There’s a localism movement afoot. People seem to sense, and perhaps even understand at some level, that it’s important to be a part of a thriving local community.
The Saturday after Black Friday is now recognized as “Small Business Saturday,” an effort to remind people that it’s important to support their local stores. There has been a corresponding harsh backlash against Amazon and its disturbing gains on the back of COVID.
The phrase “Bowling Alone” from Robert Putnam’s 2000 book about America’s alarming reduction in “social capital” has gained currency. I see it used with no explanation, since the writer just assumes everyone knows what it refers to.
More people seem to understand the importance of buying and eating locally-grown food.
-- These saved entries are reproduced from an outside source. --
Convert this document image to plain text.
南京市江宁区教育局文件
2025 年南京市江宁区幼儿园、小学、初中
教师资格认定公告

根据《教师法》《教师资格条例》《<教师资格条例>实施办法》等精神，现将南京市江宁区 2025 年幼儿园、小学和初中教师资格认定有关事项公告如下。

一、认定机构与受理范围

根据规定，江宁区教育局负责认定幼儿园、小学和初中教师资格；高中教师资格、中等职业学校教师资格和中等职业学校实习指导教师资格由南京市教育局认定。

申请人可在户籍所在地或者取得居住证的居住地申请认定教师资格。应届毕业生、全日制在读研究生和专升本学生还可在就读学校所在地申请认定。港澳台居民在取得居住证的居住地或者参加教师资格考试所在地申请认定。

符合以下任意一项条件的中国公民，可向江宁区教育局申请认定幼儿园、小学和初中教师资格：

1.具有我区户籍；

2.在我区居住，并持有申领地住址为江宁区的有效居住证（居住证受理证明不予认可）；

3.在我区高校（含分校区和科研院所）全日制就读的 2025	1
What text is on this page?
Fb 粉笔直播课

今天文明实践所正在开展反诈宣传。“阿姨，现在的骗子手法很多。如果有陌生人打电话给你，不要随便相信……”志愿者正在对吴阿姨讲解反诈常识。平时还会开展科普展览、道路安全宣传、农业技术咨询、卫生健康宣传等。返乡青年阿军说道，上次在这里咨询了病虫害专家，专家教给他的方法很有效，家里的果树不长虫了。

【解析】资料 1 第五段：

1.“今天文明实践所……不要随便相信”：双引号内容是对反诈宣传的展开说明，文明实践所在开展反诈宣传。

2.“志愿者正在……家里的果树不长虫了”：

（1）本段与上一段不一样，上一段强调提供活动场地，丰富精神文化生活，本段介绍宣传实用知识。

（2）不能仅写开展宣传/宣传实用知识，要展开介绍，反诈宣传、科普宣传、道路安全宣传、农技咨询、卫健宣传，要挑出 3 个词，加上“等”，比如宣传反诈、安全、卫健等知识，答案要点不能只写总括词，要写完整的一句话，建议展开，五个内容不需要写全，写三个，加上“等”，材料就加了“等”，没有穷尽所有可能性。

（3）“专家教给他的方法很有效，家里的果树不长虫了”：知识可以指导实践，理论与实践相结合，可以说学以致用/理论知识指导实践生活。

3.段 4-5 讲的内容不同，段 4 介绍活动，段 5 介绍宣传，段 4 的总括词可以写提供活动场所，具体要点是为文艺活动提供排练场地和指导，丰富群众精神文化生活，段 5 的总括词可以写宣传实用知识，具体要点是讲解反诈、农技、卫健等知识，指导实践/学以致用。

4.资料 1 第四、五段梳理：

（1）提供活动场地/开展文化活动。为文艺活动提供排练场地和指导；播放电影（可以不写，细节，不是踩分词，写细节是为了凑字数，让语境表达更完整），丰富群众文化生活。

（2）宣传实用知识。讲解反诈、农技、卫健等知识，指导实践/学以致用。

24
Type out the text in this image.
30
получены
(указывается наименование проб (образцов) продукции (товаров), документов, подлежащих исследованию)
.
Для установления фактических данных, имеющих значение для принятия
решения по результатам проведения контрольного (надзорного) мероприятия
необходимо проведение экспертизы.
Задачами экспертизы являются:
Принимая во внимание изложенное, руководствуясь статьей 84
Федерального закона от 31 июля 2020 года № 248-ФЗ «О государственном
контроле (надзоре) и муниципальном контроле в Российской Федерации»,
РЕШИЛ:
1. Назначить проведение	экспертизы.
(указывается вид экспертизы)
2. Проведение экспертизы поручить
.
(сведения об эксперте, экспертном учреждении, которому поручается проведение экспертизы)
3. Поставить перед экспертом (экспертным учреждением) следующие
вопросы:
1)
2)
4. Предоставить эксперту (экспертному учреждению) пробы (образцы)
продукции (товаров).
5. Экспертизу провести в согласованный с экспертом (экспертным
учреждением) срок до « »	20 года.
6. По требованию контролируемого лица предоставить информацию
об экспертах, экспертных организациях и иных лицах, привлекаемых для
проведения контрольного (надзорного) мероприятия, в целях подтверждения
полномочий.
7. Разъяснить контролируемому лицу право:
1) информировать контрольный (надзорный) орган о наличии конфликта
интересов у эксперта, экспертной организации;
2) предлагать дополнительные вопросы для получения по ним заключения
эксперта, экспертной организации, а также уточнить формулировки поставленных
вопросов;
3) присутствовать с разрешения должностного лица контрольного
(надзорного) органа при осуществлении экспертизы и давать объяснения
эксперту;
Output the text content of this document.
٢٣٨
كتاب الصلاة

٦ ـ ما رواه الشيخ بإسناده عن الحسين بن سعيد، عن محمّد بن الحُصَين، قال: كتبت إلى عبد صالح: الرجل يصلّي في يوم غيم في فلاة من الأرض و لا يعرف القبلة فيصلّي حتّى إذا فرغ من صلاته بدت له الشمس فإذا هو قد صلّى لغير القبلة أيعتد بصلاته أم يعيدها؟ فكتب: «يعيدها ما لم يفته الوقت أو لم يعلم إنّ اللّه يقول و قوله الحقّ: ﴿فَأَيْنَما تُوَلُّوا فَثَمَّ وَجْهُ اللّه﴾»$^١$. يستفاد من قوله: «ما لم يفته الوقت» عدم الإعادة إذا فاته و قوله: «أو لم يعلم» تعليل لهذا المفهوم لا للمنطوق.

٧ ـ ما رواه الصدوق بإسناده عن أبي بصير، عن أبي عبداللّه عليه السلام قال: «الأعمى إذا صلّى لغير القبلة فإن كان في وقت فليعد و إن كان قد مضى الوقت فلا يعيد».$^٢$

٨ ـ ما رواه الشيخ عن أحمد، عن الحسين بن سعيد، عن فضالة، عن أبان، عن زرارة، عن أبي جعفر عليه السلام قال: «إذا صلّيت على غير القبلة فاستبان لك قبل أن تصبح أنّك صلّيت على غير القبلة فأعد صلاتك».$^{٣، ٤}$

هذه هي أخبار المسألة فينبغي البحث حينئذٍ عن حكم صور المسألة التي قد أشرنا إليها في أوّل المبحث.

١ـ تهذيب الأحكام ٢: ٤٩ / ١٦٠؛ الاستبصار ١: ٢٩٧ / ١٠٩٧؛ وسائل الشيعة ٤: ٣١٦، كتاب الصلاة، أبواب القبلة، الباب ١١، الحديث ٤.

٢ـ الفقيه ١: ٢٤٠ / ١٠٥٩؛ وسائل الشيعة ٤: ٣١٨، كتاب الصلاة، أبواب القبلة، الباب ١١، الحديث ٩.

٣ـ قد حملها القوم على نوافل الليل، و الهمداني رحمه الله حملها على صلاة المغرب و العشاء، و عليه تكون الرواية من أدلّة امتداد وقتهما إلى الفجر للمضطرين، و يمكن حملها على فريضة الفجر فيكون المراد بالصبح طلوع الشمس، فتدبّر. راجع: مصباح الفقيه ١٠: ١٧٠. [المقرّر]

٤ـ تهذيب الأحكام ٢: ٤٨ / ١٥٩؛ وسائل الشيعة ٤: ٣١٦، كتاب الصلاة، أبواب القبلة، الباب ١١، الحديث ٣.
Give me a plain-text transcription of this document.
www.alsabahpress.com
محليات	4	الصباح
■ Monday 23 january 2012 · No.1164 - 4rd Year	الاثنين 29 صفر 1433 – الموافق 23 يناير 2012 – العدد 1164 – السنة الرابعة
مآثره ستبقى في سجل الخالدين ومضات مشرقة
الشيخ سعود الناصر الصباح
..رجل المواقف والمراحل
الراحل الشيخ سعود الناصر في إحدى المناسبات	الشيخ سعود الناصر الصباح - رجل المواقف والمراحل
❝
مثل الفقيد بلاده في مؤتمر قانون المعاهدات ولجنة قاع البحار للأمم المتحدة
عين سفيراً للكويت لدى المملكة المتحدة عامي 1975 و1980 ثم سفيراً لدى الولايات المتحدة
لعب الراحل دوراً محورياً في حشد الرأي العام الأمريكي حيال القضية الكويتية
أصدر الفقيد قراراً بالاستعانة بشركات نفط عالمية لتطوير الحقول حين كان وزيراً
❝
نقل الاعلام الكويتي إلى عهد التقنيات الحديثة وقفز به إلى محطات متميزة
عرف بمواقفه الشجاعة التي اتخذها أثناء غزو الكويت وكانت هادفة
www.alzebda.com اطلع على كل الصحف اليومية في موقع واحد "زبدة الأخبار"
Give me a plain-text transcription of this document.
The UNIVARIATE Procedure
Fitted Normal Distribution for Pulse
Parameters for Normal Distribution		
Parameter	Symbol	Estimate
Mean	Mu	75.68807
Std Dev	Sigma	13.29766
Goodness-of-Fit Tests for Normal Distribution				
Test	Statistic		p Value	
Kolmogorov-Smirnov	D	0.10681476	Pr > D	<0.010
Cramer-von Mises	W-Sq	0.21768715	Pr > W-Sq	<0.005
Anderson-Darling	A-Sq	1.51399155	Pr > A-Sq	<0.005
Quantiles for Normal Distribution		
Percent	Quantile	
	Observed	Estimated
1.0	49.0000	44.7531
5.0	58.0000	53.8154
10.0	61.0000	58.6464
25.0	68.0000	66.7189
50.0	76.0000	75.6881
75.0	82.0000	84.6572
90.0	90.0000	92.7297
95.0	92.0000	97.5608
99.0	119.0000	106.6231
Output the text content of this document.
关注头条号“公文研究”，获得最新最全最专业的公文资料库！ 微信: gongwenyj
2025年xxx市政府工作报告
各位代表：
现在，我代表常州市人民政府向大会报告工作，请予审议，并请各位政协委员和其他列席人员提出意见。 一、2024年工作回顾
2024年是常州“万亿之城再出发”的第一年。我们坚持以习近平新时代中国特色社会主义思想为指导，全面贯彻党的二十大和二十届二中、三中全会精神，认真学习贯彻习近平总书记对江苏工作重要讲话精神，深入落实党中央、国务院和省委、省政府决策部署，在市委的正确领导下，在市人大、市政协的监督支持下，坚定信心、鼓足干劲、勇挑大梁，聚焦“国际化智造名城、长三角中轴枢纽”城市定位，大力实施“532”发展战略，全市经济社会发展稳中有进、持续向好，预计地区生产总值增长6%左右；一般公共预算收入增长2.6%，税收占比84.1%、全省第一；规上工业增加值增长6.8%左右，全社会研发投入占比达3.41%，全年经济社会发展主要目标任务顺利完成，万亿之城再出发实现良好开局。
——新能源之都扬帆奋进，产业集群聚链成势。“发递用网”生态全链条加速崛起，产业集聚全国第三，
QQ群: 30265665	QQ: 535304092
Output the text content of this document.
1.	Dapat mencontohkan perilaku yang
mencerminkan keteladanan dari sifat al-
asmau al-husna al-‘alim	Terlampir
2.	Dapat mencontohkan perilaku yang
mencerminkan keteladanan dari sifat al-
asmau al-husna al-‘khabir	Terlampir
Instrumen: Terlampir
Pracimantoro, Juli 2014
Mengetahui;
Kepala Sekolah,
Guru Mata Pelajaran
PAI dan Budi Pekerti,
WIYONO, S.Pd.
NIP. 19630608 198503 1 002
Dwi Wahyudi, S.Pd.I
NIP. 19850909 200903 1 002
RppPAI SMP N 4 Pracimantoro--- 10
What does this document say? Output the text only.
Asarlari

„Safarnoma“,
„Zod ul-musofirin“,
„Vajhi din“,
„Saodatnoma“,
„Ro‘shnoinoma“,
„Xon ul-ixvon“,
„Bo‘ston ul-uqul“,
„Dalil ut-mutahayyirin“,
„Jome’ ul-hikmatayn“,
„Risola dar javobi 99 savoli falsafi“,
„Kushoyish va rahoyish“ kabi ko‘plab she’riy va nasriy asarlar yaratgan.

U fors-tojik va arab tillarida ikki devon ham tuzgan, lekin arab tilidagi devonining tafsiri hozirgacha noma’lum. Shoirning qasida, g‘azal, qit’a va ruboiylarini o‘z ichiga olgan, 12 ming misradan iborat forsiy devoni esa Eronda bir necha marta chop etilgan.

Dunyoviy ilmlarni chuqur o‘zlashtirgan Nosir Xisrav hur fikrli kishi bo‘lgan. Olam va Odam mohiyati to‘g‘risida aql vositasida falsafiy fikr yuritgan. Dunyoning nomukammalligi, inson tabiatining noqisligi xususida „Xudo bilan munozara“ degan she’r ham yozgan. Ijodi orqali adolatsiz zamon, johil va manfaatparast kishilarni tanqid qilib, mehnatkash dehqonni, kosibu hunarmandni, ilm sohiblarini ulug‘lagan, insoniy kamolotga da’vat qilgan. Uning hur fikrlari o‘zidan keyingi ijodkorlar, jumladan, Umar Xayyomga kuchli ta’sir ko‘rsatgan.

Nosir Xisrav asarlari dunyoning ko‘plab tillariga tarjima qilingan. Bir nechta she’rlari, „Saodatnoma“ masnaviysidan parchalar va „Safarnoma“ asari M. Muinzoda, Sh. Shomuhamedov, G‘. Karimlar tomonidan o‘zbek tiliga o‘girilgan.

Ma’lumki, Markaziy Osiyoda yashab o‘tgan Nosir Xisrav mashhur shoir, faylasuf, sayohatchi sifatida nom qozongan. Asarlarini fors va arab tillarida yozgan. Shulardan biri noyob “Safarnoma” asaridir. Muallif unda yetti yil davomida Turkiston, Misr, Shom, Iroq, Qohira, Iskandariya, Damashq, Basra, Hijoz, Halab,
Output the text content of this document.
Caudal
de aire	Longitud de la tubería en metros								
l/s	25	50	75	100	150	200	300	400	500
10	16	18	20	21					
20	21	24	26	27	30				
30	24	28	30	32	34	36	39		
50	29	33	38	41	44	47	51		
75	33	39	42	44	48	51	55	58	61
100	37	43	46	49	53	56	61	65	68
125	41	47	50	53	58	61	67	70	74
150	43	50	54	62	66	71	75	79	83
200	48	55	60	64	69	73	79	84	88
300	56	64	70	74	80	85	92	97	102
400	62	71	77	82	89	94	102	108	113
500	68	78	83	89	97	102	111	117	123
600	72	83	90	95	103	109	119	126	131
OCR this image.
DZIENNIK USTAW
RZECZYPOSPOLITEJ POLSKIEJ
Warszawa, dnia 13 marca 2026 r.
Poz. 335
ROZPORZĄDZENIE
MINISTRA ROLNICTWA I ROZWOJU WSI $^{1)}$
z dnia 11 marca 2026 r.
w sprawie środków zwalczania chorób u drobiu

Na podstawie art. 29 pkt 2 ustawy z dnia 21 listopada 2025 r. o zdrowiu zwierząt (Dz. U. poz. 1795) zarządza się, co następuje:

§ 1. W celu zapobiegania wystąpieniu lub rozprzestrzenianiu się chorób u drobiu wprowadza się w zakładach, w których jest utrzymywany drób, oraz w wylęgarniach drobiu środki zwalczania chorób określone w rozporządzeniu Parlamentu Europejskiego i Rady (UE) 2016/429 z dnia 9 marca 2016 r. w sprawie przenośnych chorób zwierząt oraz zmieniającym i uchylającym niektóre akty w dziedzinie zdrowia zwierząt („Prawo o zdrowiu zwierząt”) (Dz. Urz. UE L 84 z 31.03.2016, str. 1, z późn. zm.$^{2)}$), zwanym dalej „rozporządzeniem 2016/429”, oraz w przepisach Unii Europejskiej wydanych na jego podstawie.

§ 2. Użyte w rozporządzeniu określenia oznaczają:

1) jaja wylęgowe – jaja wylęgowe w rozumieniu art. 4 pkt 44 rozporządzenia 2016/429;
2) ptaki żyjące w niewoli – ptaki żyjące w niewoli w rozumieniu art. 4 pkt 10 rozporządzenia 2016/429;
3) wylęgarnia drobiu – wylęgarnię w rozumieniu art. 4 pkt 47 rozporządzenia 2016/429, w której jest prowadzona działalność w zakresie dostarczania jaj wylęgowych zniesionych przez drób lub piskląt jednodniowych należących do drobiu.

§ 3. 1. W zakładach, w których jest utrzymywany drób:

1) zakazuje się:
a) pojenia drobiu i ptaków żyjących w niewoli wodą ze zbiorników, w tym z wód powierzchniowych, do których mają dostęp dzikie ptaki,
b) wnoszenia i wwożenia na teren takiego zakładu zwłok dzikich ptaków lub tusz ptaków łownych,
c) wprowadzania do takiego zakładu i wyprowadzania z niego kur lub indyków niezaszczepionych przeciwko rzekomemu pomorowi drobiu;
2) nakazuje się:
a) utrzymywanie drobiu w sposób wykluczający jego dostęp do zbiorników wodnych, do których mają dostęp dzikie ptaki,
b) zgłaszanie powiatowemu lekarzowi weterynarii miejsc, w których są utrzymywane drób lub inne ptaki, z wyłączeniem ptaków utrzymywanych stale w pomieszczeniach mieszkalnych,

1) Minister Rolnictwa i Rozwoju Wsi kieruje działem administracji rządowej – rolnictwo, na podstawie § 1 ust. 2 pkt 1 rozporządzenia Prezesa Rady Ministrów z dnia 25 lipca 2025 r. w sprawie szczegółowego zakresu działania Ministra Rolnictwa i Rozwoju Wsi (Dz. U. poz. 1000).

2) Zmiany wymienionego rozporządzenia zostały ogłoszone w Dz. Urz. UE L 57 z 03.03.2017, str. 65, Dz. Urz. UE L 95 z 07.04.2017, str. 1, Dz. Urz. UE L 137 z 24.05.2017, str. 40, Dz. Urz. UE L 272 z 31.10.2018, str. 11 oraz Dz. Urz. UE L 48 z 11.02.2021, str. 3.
The American Chesterton Society, that flagship organization for the oft-forgotten but persistent economic school of Distributism, recently declared that “Distributism” ought now to be called “Localism.”
The examples could go on and on.
If you’re interested in the localism movement, here are five things about the importance of your community that you should keep in mind.
1. Communities are organic
“[Man] combines with other men because isolation endangers him.” Will Durant, Our Oriental Heritage.
The earliest communities came together for safety. The world has bad people who will beat and rob you, unless you have protection. If you belong to a group, you have a layer of protection, hence the rise of the earliest communities.
They are, in other words, organic. No one told the first peoples, “Go live in that village together, so the marauders can’t get you.” People did it naturally. The communities formed organically, from the bottom up, with no direction required or sought from the top.
When you get involved in your community, you are living organically.